Occupancy in CUDA is defined as

occupancy = active_warps / maximum_active_warps

What is the difference between a resident CUDA warp and an active one?

From my research on the web it seems that a block is resident (i.e. allocated along with its register/shared memory files) on a SM for the entire duration of its execution. Is there a difference with "being active"?

If I have a kernel which uses very few registers and shared memory.. does it mean that I can have maximum_active_warps resident blocks and achieve 100% occupancy since occupancy just depends on the amount of register/shared memory used?

1
Might be related to this question. - Taro

1 Answers

2
votes

What is the difference between a resident CUDA warp and an active one?

In this context presumably nothing.

From my research on the web it seems that a block is resident (i.e. allocated along with its register/shared memory files) on a SM for the entire duration of its execution. Is there a difference with "being active"?
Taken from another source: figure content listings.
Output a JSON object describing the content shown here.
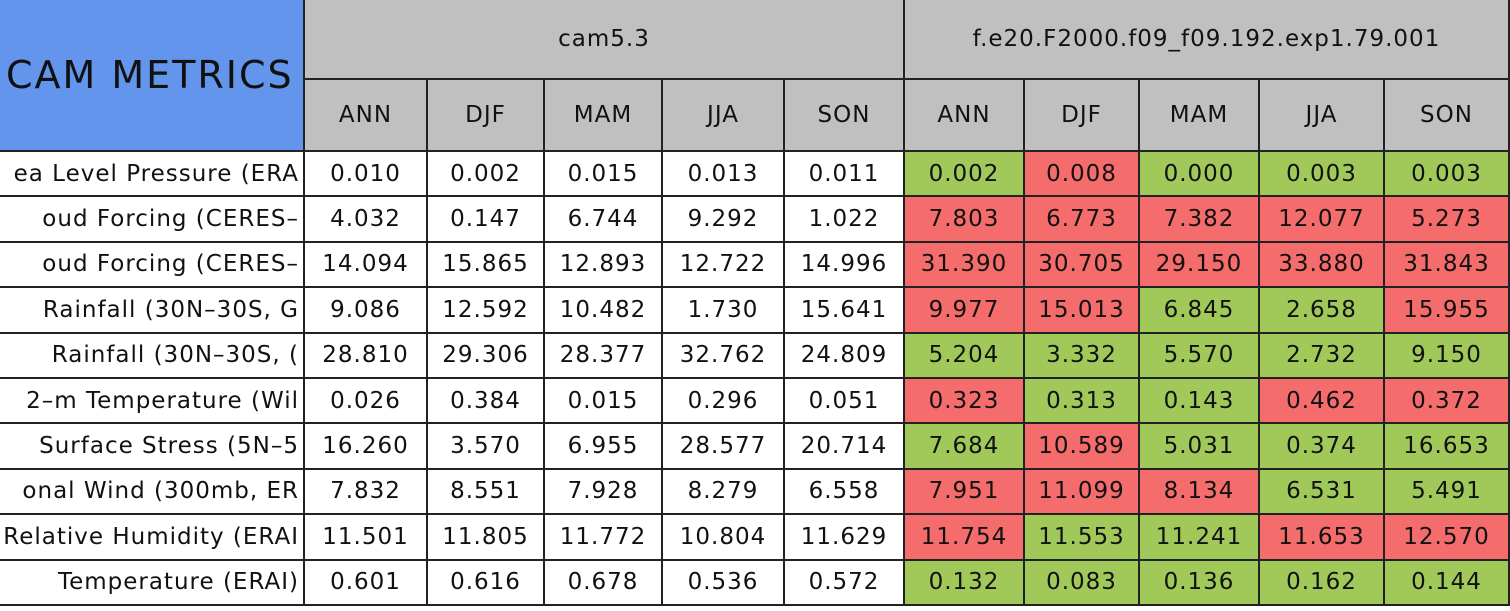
{
  "table": {
    "title": "CAM METRICS",
    "groups": [
      {
        "name": "cam5.3",
        "columns": [
          "ANN",
          "DJF",
          "MAM",
          "JJA",
          "SON"
        ]
      },
      {
        "name": "f.e20.F2000.f09_f09.192.exp1.79.001",
        "columns": [
          "ANN",
          "DJF",
          "MAM",
          "JJA",
          "SON"
        ]
      }
    ],
    "rows": [
      {
        "label": "ea Level Pressure (ERA",
        "values": [
          "0.010",
          "0.002",
          "0.015",
          "0.013",
          "0.011",
          "0.002",
          "0.008",
          "0.000",
          "0.003",
          "0.003"
        ],
        "colors": [
          "#ffffff",
          "#ffffff",
          "#ffffff",
          "#ffffff",
          "#ffffff",
          "#a0c95a",
          "#f56c6c",
          "#a0c95a",
          "#a0c95a",
          "#a0c95a"
        ]
      },
      {
        "label": "oud Forcing (CERES–",
        "values": [
          "4.032",
          "0.147",
          "6.744",
          "9.292",
          "1.022",
          "7.803",
          "6.773",
          "7.382",
          "12.077",
          "5.273"
        ],
        "colors": [
          "#ffffff",
          "#ffffff",
          "#ffffff",
          "#ffffff",
          "#ffffff",
          "#f56c6c",
          "#f56c6c",
          "#f56c6c",
          "#f56c6c",
          "#f56c6c"
        ]
      },
      {
        "label": "oud Forcing (CERES–",
        "values": [
          "14.094",
          "15.865",
          "12.893",
          "12.722",
          "14.996",
          "31.390",
          "30.705",
          "29.150",
          "33.880",
          "31.843"
        ],
        "colors": [
          "#ffffff",
          "#ffffff",
          "#ffffff",
          "#ffffff",
          "#ffffff",
          "#f56c6c",
          "#f56c6c",
          "#f56c6c",
          "#f56c6c",
          "#f56c6c"
        ]
      },
      {
        "label": "Rainfall (30N–30S, G",
        "values": [
          "9.086",
          "12.592",
          "10.482",
          "1.730",
          "15.641",
          "9.977",
          "15.013",
          "6.845",
          "2.658",
          "15.955"
        ],
        "colors": [
          "#ffffff",
          "#ffffff",
          "#ffffff",
          "#ffffff",
          "#ffffff",
          "#f56c6c",
          "#f56c6c",
          "#a0c95a",
          "#a0c95a",
          "#f56c6c"
        ]
      },
      {
        "label": "Rainfall (30N–30S, (",
        "values": [
          "28.810",
          "29.306",
          "28.377",
          "32.762",
          "24.809",
          "5.204",
          "3.332",
          "5.570",
          "2.732",
          "9.150"
        ],
        "colors": [
          "#ffffff",
          "#ffffff",
          "#ffffff",
          "#ffffff",
          "#ffffff",
          "#a0c95a",
          "#a0c95a",
          "#a0c95a",
          "#a0c95a",
          "#a0c95a"
        ]
      },
      {
        "label": "2–m Temperature (Wil",
        "values": [
          "0.026",
          "0.384",
          "0.015",
          "0.296",
          "0.051",
          "0.323",
          "0.313",
          "0.143",
          "0.462",
          "0.372"
        ],
        "colors": [
          "#ffffff",
          "#ffffff",
          "#ffffff",
          "#ffffff",
          "#ffffff",
          "#f56c6c",
          "#a0c95a",
          "#a0c95a",
          "#f56c6c",
          "#f56c6c"
        ]
      },
      {
        "label": "Surface Stress (5N–5",
        "values": [
          "16.260",
          "3.570",
          "6.955",
          "28.577",
          "20.714",
          "7.684",
          "10.589",
          "5.031",
          "0.374",
          "16.653"
        ],
        "colors": [
          "#ffffff",
          "#ffffff",
          "#ffffff",
          "#ffffff",
          "#ffffff",
          "#a0c95a",
          "#f56c6c",
          "#a0c95a",
          "#a0c95a",
          "#a0c95a"
        ]
      },
      {
        "label": "onal Wind (300mb, ER",
        "values": [
          "7.832",
          "8.551",
          "7.928",
          "8.279",
          "6.558",
          "7.951",
          "11.099",
          "8.134",
          "6.531",
          "5.491"
        ],
        "colors": [
          "#ffffff",
          "#ffffff",
          "#ffffff",
          "#ffffff",
          "#ffffff",
          "#f56c6c",
          "#f56c6c",
          "#f56c6c",
          "#a0c95a",
          "#a0c95a"
        ]
      },
      {
        "label": "Relative Humidity (ERAI",
        "values": [
          "11.501",
          "11.805",
          "11.772",
          "10.804",
          "11.629",
          "11.754",
          "11.553",
          "11.241",
          "11.653",
          "12.570"
        ],
        "colors": [
          "#ffffff",
          "#ffffff",
          "#ffffff",
          "#ffffff",
          "#ffffff",
          "#f56c6c",
          "#a0c95a",
          "#a0c95a",
          "#f56c6c",
          "#f56c6c"
        ]
      },
      {
        "label": "Temperature (ERAI)",
        "values": [
          "0.601",
          "0.616",
          "0.678",
          "0.536",
          "0.572",
          "0.132",
          "0.083",
          "0.136",
          "0.162",
          "0.144"
        ],
        "colors": [
          "#ffffff",
          "#ffffff",
          "#ffffff",
          "#ffffff",
          "#ffffff",
          "#a0c95a",
          "#a0c95a",
          "#a0c95a",
          "#a0c95a",
          "#a0c95a"
        ]
      }
    ]
  }
}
Now you have switched from asking about warps to asking about blocks. But again, in this context no, you could consider them to be the same.

If I have a kernel which uses very few registers and shared memory.. does it mean that I can have maximum_active_warps resident blocks and achieve 100% occupancy since occupancy just depends on the amount of register/shared memory used?

No because a warp and a block are not the same thing. As you yourself have quoted, occupancy is defined in terms of warps, not blocks. The maximum number of warps is fixed at 48 or 64 depending on your hardware. The maximum number of blocks is fixed at 8, 16 or 32 depending on hardware. There are two independent limits which are not the same. Both can influence the effective occupancy a given kernel can achieve.